When you developed your initial process, you should have set ground rules with your Management and employees as to your level of involvement.  You must stay consistent with this approach.  Resist the urge to change your mind for whatever reason.  For example, if one Board member had a bad experience with one concierge and now wants to rate all of them, self-police on the Board and don’t let that fly.  If you must, change the process in future years, but don’t mess with the current one.  

Similarly, if you set compensation expectations, do not shift them just to shift them.  If your Association is suddenly broke, that’s one thing.  But don’t change the method of rating, even if you screwed it up.  Own the mistake, treat your staff fairly, and fix it for the next year.  

Be Extra Cautious When Taking Corrective Action

If corrective action is coming, do it right.

If you are going to take corrective action, you need to be extra vigilant about providing feedback and documenting said feedback.  This is a process that you need to be vigilant about throughout the entire year.  If you think that corrective action is going to be termination, you may want to consult with your legal representation.  There may be local rules you are not aware of that your lawyer can fill you in on.

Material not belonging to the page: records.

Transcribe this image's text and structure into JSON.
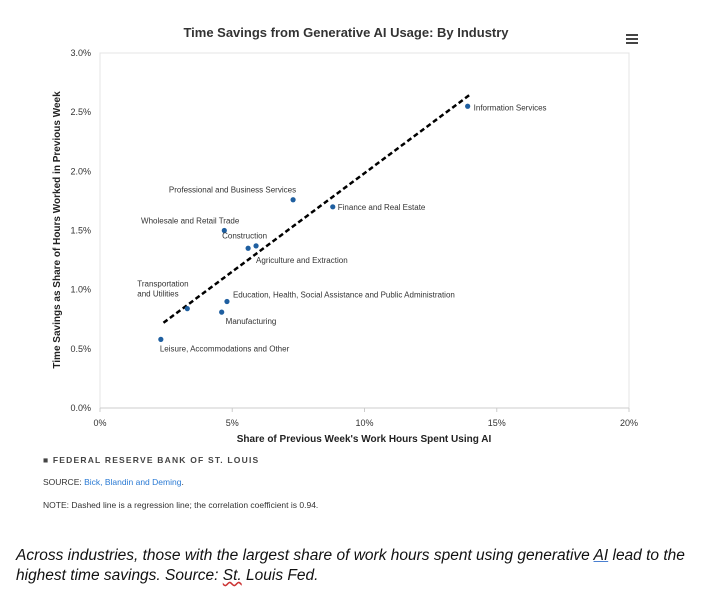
{
  "chart_data": {
    "type": "scatter",
    "title": "Time Savings from Generative AI Usage: By Industry",
    "xlabel": "Share of Previous Week's Work Hours Spent Using AI",
    "ylabel": "Time Savings as Share of Hours Worked in Previous Week",
    "xlim": [
      0,
      20
    ],
    "ylim": [
      0,
      3.0
    ],
    "xticks": [
      "0%",
      "5%",
      "10%",
      "15%",
      "20%"
    ],
    "yticks": [
      "0.0%",
      "0.5%",
      "1.0%",
      "1.5%",
      "2.0%",
      "2.5%",
      "3.0%"
    ],
    "color": "#1f5fa0",
    "points": [
      {
        "label": "Information Services",
        "x": 13.9,
        "y": 2.55
      },
      {
        "label": "Professional and Business Services",
        "x": 7.3,
        "y": 1.76
      },
      {
        "label": "Finance and Real Estate",
        "x": 8.8,
        "y": 1.7
      },
      {
        "label": "Wholesale and Retail Trade",
        "x": 4.7,
        "y": 1.5
      },
      {
        "label": "Construction",
        "x": 5.6,
        "y": 1.35
      },
      {
        "label": "Agriculture and Extraction",
        "x": 5.9,
        "y": 1.37
      },
      {
        "label": "Transportation and Utilities",
        "x": 3.3,
        "y": 0.84
      },
      {
        "label": "Education, Health, Social Assistance and Public Administration",
        "x": 4.8,
        "y": 0.9
      },
      {
        "label": "Manufacturing",
        "x": 4.6,
        "y": 0.81
      },
      {
        "label": "Leisure, Accommodations and Other",
        "x": 2.3,
        "y": 0.58
      }
    ],
    "regression_line": {
      "x": [
        2.4,
        14.0
      ],
      "y": [
        0.72,
        2.65
      ],
      "style": "dashed"
    }
  },
  "footer": {
    "brand": "FEDERAL RESERVE BANK OF ST. LOUIS",
    "source_label": "SOURCE: ",
    "source_link": "Bick, Blandin and Deming",
    "source_end": ".",
    "note": "NOTE: Dashed line is a regression line; the correlation coefficient is 0.94."
  },
  "caption": {
    "part1": "Across industries, those with the largest share of work hours spent using generative ",
    "ai": "AI",
    "part2": " lead to the highest time savings. Source: ",
    "stl": "St.",
    "part3": " Louis Fed."
  },
  "menu_icon": "hamburger-menu-icon"
}
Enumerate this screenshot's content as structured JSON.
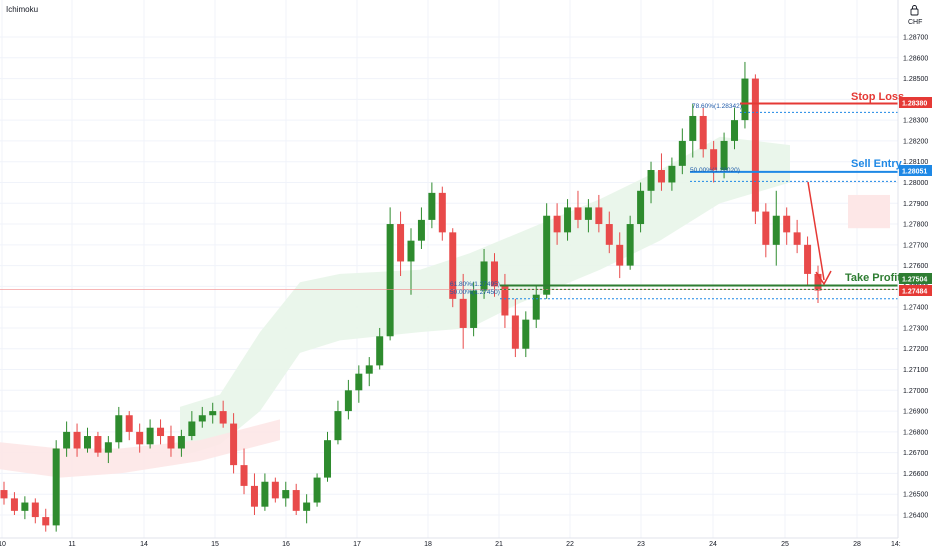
{
  "indicator": "Ichimoku",
  "currency_label": "CHF",
  "lock_icon": "lock-icon",
  "corner_label": "14:",
  "colors": {
    "bull": "#2e8b2e",
    "bear": "#e84a4a",
    "stop": "#e53935",
    "entry": "#1e88e5",
    "profit": "#2e7d32",
    "cloud_bull": "#e8f5e9",
    "cloud_bear": "#fde7e7",
    "price_line": "#f28b8b"
  },
  "annotations": {
    "stop_loss": "Stop Loss",
    "sell_entry": "Sell Entry",
    "take_profit": "Take Profit"
  },
  "levels": {
    "stop_loss": {
      "price": 1.2838,
      "tag": "1.28380"
    },
    "sell_entry": {
      "price": 1.28051,
      "tag": "1.28051"
    },
    "take_profit": {
      "price": 1.27504,
      "tag": "1.27504"
    },
    "current": {
      "price": 1.27484,
      "tag": "1.27484"
    }
  },
  "fib_labels": [
    {
      "text": "78.60%(1.28342)",
      "price": 1.28342
    },
    {
      "text": "50.00%(1.28020)",
      "price": 1.2802
    },
    {
      "text": "61.80%(1.27495)",
      "price": 1.27495
    },
    {
      "text": "50.00%(1.27450)",
      "price": 1.2745
    }
  ],
  "chart_data": {
    "type": "candlestick",
    "title": "",
    "ylim": [
      1.2625,
      1.2875
    ],
    "y_ticks": [
      "1.28700",
      "1.28600",
      "1.28500",
      "1.28400",
      "1.28300",
      "1.28200",
      "1.28100",
      "1.28000",
      "1.27900",
      "1.27800",
      "1.27700",
      "1.27600",
      "1.27500",
      "1.27400",
      "1.27300",
      "1.27200",
      "1.27100",
      "1.27000",
      "1.26900",
      "1.26800",
      "1.26700",
      "1.26600",
      "1.26500",
      "1.26400"
    ],
    "x_ticks": [
      "10",
      "11",
      "14",
      "15",
      "16",
      "17",
      "18",
      "21",
      "22",
      "23",
      "24",
      "25",
      "28"
    ],
    "candles_ohlc": [
      [
        1.2652,
        1.2656,
        1.2645,
        1.2648
      ],
      [
        1.2648,
        1.2651,
        1.264,
        1.2642
      ],
      [
        1.2642,
        1.2649,
        1.2638,
        1.2646
      ],
      [
        1.2646,
        1.2648,
        1.2636,
        1.2639
      ],
      [
        1.2639,
        1.2643,
        1.2632,
        1.2635
      ],
      [
        1.2635,
        1.2676,
        1.2632,
        1.2672
      ],
      [
        1.2672,
        1.2685,
        1.2668,
        1.268
      ],
      [
        1.268,
        1.2684,
        1.2668,
        1.2672
      ],
      [
        1.2672,
        1.2682,
        1.267,
        1.2678
      ],
      [
        1.2678,
        1.268,
        1.2668,
        1.267
      ],
      [
        1.267,
        1.2678,
        1.2665,
        1.2675
      ],
      [
        1.2675,
        1.2692,
        1.2672,
        1.2688
      ],
      [
        1.2688,
        1.269,
        1.2676,
        1.268
      ],
      [
        1.268,
        1.2684,
        1.267,
        1.2674
      ],
      [
        1.2674,
        1.2686,
        1.2672,
        1.2682
      ],
      [
        1.2682,
        1.2686,
        1.2674,
        1.2678
      ],
      [
        1.2678,
        1.2683,
        1.2668,
        1.2672
      ],
      [
        1.2672,
        1.2681,
        1.2668,
        1.2678
      ],
      [
        1.2678,
        1.269,
        1.2676,
        1.2685
      ],
      [
        1.2685,
        1.2692,
        1.2682,
        1.2688
      ],
      [
        1.2688,
        1.2694,
        1.2684,
        1.269
      ],
      [
        1.269,
        1.2695,
        1.2682,
        1.2684
      ],
      [
        1.2684,
        1.2689,
        1.266,
        1.2664
      ],
      [
        1.2664,
        1.2672,
        1.265,
        1.2654
      ],
      [
        1.2654,
        1.266,
        1.264,
        1.2644
      ],
      [
        1.2644,
        1.266,
        1.2642,
        1.2656
      ],
      [
        1.2656,
        1.2658,
        1.2646,
        1.2648
      ],
      [
        1.2648,
        1.2656,
        1.2644,
        1.2652
      ],
      [
        1.2652,
        1.2655,
        1.264,
        1.2642
      ],
      [
        1.2642,
        1.265,
        1.2636,
        1.2646
      ],
      [
        1.2646,
        1.266,
        1.2644,
        1.2658
      ],
      [
        1.2658,
        1.268,
        1.2656,
        1.2676
      ],
      [
        1.2676,
        1.2695,
        1.2674,
        1.269
      ],
      [
        1.269,
        1.2705,
        1.2686,
        1.27
      ],
      [
        1.27,
        1.2712,
        1.2694,
        1.2708
      ],
      [
        1.2708,
        1.2716,
        1.2702,
        1.2712
      ],
      [
        1.2712,
        1.273,
        1.271,
        1.2726
      ],
      [
        1.2726,
        1.2788,
        1.2724,
        1.278
      ],
      [
        1.278,
        1.2786,
        1.2755,
        1.2762
      ],
      [
        1.2762,
        1.2778,
        1.2746,
        1.2772
      ],
      [
        1.2772,
        1.2788,
        1.2768,
        1.2782
      ],
      [
        1.2782,
        1.28,
        1.2778,
        1.2795
      ],
      [
        1.2795,
        1.2798,
        1.2772,
        1.2776
      ],
      [
        1.2776,
        1.2778,
        1.274,
        1.2744
      ],
      [
        1.2744,
        1.2756,
        1.272,
        1.273
      ],
      [
        1.273,
        1.2752,
        1.2726,
        1.2748
      ],
      [
        1.2748,
        1.2768,
        1.2744,
        1.2762
      ],
      [
        1.2762,
        1.2766,
        1.2745,
        1.275
      ],
      [
        1.275,
        1.2756,
        1.273,
        1.2736
      ],
      [
        1.2736,
        1.2744,
        1.2716,
        1.272
      ],
      [
        1.272,
        1.2738,
        1.2716,
        1.2734
      ],
      [
        1.2734,
        1.275,
        1.273,
        1.2746
      ],
      [
        1.2746,
        1.279,
        1.2744,
        1.2784
      ],
      [
        1.2784,
        1.279,
        1.277,
        1.2776
      ],
      [
        1.2776,
        1.2792,
        1.2772,
        1.2788
      ],
      [
        1.2788,
        1.2796,
        1.2778,
        1.2782
      ],
      [
        1.2782,
        1.2792,
        1.2776,
        1.2788
      ],
      [
        1.2788,
        1.2794,
        1.2776,
        1.278
      ],
      [
        1.278,
        1.2786,
        1.2766,
        1.277
      ],
      [
        1.277,
        1.2776,
        1.2754,
        1.276
      ],
      [
        1.276,
        1.2784,
        1.2758,
        1.278
      ],
      [
        1.278,
        1.28,
        1.2776,
        1.2796
      ],
      [
        1.2796,
        1.281,
        1.279,
        1.2806
      ],
      [
        1.2806,
        1.2814,
        1.2796,
        1.28
      ],
      [
        1.28,
        1.2812,
        1.2796,
        1.2808
      ],
      [
        1.2808,
        1.2826,
        1.2804,
        1.282
      ],
      [
        1.282,
        1.2838,
        1.2812,
        1.2832
      ],
      [
        1.2832,
        1.2836,
        1.2812,
        1.2816
      ],
      [
        1.2816,
        1.282,
        1.28,
        1.2806
      ],
      [
        1.2806,
        1.2824,
        1.2802,
        1.282
      ],
      [
        1.282,
        1.2836,
        1.2816,
        1.283
      ],
      [
        1.283,
        1.2858,
        1.2826,
        1.285
      ],
      [
        1.285,
        1.2852,
        1.278,
        1.2786
      ],
      [
        1.2786,
        1.279,
        1.2764,
        1.277
      ],
      [
        1.277,
        1.2796,
        1.276,
        1.2784
      ],
      [
        1.2784,
        1.2788,
        1.277,
        1.2776
      ],
      [
        1.2776,
        1.2782,
        1.2766,
        1.277
      ],
      [
        1.277,
        1.2774,
        1.275,
        1.2756
      ],
      [
        1.2756,
        1.276,
        1.2742,
        1.2748
      ]
    ],
    "cloud_bull_pairs": [
      [
        1.2668,
        1.2692
      ],
      [
        1.2674,
        1.2698
      ],
      [
        1.269,
        1.2728
      ],
      [
        1.2718,
        1.2752
      ],
      [
        1.2724,
        1.2756
      ],
      [
        1.2728,
        1.2758
      ],
      [
        1.273,
        1.2766
      ],
      [
        1.2742,
        1.2776
      ],
      [
        1.2758,
        1.2792
      ],
      [
        1.2772,
        1.2806
      ],
      [
        1.279,
        1.2822
      ],
      [
        1.28,
        1.2818
      ]
    ],
    "cloud_bear_pairs": [
      [
        1.2662,
        1.2675
      ],
      [
        1.2658,
        1.2672
      ],
      [
        1.266,
        1.2672
      ],
      [
        1.2666,
        1.2676
      ],
      [
        1.2676,
        1.2686
      ],
      [
        1.2778,
        1.2794
      ]
    ]
  }
}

Your Association also should set rules with Management as to when the Board wants to be involved in terminations.  Make sure that you are empowering your Management to run the building appropriately and not creating unneeded hurdles.  

Set Rules Among the Board for Providing Feedback

It is very important that the Board be careful to delineate throughout the year what is an individual Board member’s opinion versus the opinion of the Board as a whole.  An individual Board member generally does not have the authority to discipline or speak for the Board.  If one person is out of line, make sure that the Board as a whole slaps them down and makes it clear to Management that it was not a Board comment.  In general, Board members should avoid citing individual displeasure.  If a Board member feels they must do this, ensure they preface such feedback as “my personal opinion.”  This is an issue Board members must be vigilant about self-policing.  Inadvertent feedback can be damaging during Condo Association employee annual reviews.

Take the Process Seriously

Performance management is a critical part of any organization.  Your Association is counting upon the Board to ensure that employees are professional and effective.  Ensuring that everyone is pulling their weight is arguably a part of your fiduciary duty.  Make sure that your Board understands its role versus that of Management when it comes to employees, and you’ll lead a Better Condo Life.